Spanning from one Emmy season to the next, Hunter’s slim black comedy follows the production cycle of a farcical take on television history from the perspectives of three key players.
Erin Greer, the brilliant but bored and often neurotic comedienne and head of $our Dough Productions, is a perennial Emmy winner, but all the accolades can’t relieve her of an overwhelming aversion to trite sitcom tropes. Enter Zach Shelby, a once-celebrated sitcom writer now working alongside Madam Sun, proprietress of a laundry and dry cleaners. Shelby’s cynical view of the TV industry may be just what Greer needs to jump-start her next big project—a dark reprisal of the great ladies of sitcom (think older and embittered versions of Lucy, Jeannie and Samantha). But Shelby won’t have a chance of becoming part of the project if Greer’s obsessive assistant, Francesca Golden, has anything to say about it.
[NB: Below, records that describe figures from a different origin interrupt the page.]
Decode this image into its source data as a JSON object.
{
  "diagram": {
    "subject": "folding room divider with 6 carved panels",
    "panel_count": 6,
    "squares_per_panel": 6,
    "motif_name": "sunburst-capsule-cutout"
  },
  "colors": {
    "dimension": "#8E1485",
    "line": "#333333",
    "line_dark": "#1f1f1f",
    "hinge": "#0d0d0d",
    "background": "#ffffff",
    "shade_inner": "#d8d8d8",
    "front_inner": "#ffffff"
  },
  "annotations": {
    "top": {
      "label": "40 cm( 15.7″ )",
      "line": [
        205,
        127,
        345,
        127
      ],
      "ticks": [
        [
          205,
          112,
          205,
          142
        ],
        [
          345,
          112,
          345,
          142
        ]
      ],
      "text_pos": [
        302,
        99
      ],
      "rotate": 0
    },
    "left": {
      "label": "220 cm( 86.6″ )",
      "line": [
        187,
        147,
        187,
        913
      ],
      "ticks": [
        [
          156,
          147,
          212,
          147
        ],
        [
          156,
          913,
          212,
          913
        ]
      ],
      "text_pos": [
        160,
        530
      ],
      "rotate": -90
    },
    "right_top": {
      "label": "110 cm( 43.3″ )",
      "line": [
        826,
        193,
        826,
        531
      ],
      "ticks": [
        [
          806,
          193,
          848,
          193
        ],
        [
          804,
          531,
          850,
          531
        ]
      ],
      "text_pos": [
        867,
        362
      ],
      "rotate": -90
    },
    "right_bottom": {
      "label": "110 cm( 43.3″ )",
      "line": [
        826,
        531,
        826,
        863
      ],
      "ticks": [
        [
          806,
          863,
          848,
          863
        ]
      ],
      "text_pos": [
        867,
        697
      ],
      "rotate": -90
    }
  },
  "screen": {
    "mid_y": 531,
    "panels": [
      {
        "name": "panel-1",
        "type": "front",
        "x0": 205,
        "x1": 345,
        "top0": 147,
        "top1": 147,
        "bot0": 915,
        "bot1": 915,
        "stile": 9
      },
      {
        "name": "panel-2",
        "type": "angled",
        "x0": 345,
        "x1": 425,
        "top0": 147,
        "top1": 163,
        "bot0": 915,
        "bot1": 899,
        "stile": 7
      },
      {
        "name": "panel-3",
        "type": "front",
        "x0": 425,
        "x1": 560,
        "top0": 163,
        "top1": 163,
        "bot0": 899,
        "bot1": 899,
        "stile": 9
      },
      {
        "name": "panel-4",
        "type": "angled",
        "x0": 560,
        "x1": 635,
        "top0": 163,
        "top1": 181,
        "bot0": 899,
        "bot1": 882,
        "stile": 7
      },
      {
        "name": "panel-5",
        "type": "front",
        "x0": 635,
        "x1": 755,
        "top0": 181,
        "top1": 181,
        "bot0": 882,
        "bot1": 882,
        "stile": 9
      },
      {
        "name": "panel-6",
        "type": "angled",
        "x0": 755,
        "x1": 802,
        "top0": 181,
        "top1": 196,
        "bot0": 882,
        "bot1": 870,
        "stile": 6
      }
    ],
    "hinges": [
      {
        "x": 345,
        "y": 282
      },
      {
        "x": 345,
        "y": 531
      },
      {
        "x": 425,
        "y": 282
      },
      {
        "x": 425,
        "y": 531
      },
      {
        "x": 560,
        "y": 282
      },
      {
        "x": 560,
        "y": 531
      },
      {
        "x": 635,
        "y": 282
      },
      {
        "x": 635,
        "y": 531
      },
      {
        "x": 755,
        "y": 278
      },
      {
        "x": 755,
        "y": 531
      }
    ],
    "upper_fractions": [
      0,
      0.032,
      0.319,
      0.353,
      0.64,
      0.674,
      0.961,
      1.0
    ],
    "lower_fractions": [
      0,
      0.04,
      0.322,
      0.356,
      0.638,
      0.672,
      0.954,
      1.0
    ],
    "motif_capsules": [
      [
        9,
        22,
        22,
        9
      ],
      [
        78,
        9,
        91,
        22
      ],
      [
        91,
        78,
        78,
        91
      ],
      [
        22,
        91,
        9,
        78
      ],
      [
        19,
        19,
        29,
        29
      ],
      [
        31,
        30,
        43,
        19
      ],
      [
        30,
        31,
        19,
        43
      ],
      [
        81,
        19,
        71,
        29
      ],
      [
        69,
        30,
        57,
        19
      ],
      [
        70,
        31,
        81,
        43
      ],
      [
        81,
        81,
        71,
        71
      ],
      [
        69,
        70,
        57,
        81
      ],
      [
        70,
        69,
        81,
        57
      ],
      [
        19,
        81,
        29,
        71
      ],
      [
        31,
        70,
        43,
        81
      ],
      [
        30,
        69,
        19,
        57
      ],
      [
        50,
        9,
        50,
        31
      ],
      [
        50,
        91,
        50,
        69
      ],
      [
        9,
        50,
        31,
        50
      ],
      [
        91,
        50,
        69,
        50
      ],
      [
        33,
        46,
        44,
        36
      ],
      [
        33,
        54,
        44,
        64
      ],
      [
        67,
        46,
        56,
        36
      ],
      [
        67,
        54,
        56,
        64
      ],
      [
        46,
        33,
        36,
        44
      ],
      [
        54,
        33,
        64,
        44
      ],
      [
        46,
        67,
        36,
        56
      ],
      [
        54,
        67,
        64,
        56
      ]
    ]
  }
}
Long accustomed to Greer’s abuses and idiosyncrasies, Francesca is determined to finally have the comedienne all to herself, but that doesn’t mean Francesca’s immune to Shelby’s unassuming sex appeal. One way or another, everybody ends up at Madam Sun’s, but far from providing clear guidance, the enigmatic laundress complicates the plot with some old secrets of her own. By turns hilarious and heartfelt, this short novel provides an insider’s view of the angst and animosity hiding beneath the veneer of popular comedy. Hunter’s short chapters call to mind the episodic nature of television programming, and as with many shows, some episodes are better than others. The early chapters suffer from a surfeit of exposition that eventually segues to a surprisingly complex, character-driven story arc. By the end, fortunes change for better or worse, and some of television’s greatest comedic legacies will never be the same.
A dark, laugh-track-ready take on deceptively light fare.